Rod Picott – Photo by Allan McKay

Rod Picott’s a songwriting craftsman, even to the point of using the imagery of woodworking tools to illustrate his songwriting process. We reviewed his latest album ‘Starlight Tour’ in October of this year and it reinforces his reputation as a chronicler of rust-belt America who tells his stories of everyday blue-collar people with economy and precision. He’s also a nice guy, so we were more than happy when he decided to contribute to this year’s High Fives. He’s also a discerning reader, so his selection is five books that made an impact on him this year.

‘August’ by Callan Wink

The book is a small marvel about the coming of age of a young man in Montana. The region’s politics and culture are deftly woven into this narrative. Mostly written in short declarative sentences – the comparisons to Hemingway are not overstated – particularly in the long sections of brilliantly executed dialogue.

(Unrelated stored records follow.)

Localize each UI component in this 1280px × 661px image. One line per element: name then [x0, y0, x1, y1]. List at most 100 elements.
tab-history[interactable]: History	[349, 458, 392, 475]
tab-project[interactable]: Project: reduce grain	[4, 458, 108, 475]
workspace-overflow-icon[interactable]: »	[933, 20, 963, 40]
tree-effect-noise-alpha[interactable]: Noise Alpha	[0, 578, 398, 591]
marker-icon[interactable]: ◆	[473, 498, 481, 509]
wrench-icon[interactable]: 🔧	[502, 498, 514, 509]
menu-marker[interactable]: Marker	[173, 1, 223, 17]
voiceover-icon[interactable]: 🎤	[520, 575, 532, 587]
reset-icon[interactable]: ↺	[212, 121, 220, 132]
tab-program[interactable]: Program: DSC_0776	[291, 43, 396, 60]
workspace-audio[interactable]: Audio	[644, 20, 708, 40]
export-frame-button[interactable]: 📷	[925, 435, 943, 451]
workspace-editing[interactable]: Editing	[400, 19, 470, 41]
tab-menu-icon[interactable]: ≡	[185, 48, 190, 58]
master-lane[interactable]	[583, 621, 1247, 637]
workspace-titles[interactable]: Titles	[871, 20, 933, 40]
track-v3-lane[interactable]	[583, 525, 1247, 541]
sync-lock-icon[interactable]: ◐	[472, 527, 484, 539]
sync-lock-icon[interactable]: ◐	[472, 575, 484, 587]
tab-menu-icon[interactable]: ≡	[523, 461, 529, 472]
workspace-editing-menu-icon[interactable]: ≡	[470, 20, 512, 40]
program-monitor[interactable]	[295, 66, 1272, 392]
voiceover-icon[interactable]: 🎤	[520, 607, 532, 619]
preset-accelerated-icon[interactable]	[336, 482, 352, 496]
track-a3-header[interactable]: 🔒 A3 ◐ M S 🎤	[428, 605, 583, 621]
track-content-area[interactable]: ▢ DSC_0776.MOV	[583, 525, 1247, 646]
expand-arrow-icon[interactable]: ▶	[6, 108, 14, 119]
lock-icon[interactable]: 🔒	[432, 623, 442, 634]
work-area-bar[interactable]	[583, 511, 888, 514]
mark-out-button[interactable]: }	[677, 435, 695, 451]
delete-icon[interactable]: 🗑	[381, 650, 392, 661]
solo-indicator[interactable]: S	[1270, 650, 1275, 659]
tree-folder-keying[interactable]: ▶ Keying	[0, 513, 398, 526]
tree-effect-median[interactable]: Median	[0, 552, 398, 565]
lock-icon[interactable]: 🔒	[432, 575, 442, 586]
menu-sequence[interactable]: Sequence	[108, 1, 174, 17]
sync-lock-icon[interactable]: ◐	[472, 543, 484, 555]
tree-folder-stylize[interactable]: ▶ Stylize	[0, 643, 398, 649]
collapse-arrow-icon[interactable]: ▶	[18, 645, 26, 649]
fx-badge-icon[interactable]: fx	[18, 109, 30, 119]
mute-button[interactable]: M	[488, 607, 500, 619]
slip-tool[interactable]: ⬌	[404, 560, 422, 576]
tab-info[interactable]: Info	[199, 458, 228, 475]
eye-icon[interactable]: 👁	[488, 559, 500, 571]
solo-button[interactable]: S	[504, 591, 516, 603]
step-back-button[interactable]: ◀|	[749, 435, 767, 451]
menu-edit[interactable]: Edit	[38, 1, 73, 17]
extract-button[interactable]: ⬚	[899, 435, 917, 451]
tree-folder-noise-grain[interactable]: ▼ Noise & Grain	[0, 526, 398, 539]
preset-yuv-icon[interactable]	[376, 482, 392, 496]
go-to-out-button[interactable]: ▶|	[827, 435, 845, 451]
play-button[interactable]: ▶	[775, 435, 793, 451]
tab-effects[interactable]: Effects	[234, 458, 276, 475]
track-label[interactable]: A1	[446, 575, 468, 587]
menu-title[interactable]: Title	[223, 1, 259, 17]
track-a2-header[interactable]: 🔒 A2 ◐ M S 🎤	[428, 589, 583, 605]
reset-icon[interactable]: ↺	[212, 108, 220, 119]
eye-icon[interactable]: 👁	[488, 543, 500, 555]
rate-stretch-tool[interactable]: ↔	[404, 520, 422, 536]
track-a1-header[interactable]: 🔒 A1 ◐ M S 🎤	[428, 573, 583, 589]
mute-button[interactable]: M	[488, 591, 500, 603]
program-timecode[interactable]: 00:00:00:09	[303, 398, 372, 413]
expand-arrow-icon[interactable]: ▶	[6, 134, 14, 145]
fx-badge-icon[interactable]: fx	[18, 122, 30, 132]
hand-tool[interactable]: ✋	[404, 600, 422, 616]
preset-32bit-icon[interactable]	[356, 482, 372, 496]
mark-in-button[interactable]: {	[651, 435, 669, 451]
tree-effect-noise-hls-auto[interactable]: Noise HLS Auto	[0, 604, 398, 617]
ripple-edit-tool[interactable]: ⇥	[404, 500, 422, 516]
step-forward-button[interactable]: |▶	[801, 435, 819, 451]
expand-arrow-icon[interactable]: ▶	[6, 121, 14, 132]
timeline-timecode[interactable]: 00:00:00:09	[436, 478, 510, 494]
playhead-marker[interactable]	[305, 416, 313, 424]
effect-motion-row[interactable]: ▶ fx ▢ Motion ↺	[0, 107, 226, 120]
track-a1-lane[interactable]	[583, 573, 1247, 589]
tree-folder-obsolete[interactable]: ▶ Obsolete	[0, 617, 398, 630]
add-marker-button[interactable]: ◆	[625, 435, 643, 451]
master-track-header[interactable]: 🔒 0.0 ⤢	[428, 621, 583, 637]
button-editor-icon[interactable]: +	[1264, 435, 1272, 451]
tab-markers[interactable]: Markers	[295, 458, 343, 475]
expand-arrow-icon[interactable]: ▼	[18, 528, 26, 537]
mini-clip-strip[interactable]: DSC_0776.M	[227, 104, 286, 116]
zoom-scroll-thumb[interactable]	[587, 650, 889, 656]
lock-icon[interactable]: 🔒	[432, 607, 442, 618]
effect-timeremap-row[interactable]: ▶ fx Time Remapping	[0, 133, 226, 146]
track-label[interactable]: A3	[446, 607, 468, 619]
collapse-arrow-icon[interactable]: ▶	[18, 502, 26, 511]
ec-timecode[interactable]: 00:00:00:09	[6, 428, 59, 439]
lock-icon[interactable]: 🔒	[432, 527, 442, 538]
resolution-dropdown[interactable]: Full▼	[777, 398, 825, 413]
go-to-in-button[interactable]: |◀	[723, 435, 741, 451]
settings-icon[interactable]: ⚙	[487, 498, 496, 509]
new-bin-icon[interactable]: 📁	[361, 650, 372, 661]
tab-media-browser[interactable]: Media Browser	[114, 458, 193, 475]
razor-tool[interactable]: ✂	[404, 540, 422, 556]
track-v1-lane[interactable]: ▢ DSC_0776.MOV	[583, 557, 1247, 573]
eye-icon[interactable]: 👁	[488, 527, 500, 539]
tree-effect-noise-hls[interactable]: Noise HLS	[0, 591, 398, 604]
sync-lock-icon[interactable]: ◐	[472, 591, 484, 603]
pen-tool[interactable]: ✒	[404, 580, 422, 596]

‘Every Man for Himself And God Against All’ by Werner Herzog

The fingerprints and voice of Herzog come roaring off the page. It’s nearly impossible to read this memoir without the laconic dark-edged sound of Werner Herzog’s baritone rasping in your head. Like Herzog the director, this book is a ramble of memory and fever dream. The man’s memory is astonishing. A true polymath, Herzog can speak on nearly anything you can imagine – from forgotten pharaohs to his own directorial blunders.

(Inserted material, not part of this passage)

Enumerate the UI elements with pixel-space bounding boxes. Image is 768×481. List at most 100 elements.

‘Mayflies’ by Andrew O’Hagan

This touching and poignant read is quite simply a beauty. The first half of the book follows a group of post-punk fans-friends on a trek from small-town Scotland to a music festival in Manchester England. The charismatic Tully and the less confident James share a friendship that goes beyond film and music tastes and runs deeper than the adolescent chest thumping of youth. The writing is so sharp and filled with detail you almost feel like you are on the journey yourself. Halfway through the book, the reader is catapulted years ahead and the adult Tully and James come into focus. It’s an unexpected masterstroke. 

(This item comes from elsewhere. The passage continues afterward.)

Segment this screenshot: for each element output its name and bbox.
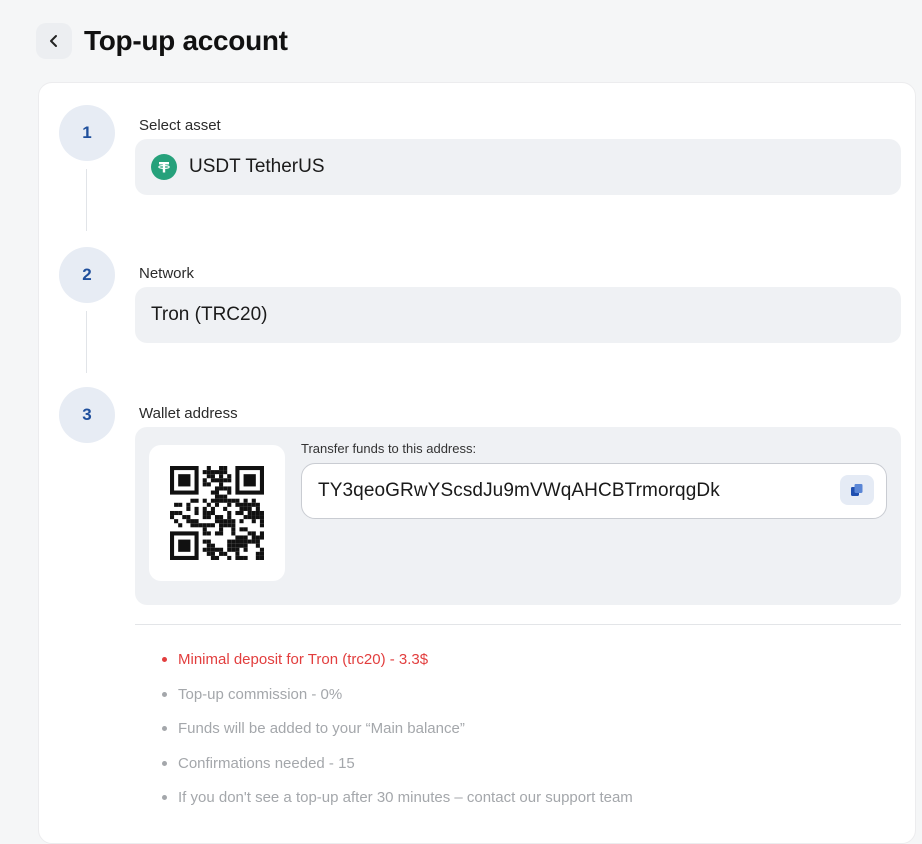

‘Lean On Pete’ by Willy Vlautin

Like most of Vlautin’s work ‘Lean On Pete’ is a slender novel. The story of a teenage boy’s search for a sense of home is poignant and quietly powerful. Charley’s relationship to a faltering racehorse as he attempts to make a dangerous trek across state lines to his only known relative will leave you gutted. Vlautin somehow manages the not so simple task of making you root for the underdog as his life continues to grow darker and darker. He does this without manipulating the reader and it makes the heartbreak even more eloquent.

‘Such Kindness’ by Andre Dubus III

‘Such Kindness’ spoke directly to this reader. Tom Lowe has had a tragic accident and is severed from his identity as a construction worker. He is in unyielding suffering, addicted to painkillers and is slowly descending into a version of himself he doesn’t recognize. The question that runs through this compassionate novel: Who are you, if everything you’ve built your life and selfhood on is taken from you? Such Kindness is a beautiful and slowly unwinding book. It is a series of small moments that add up to something philosophical and grand. Dubus is a masterful writer.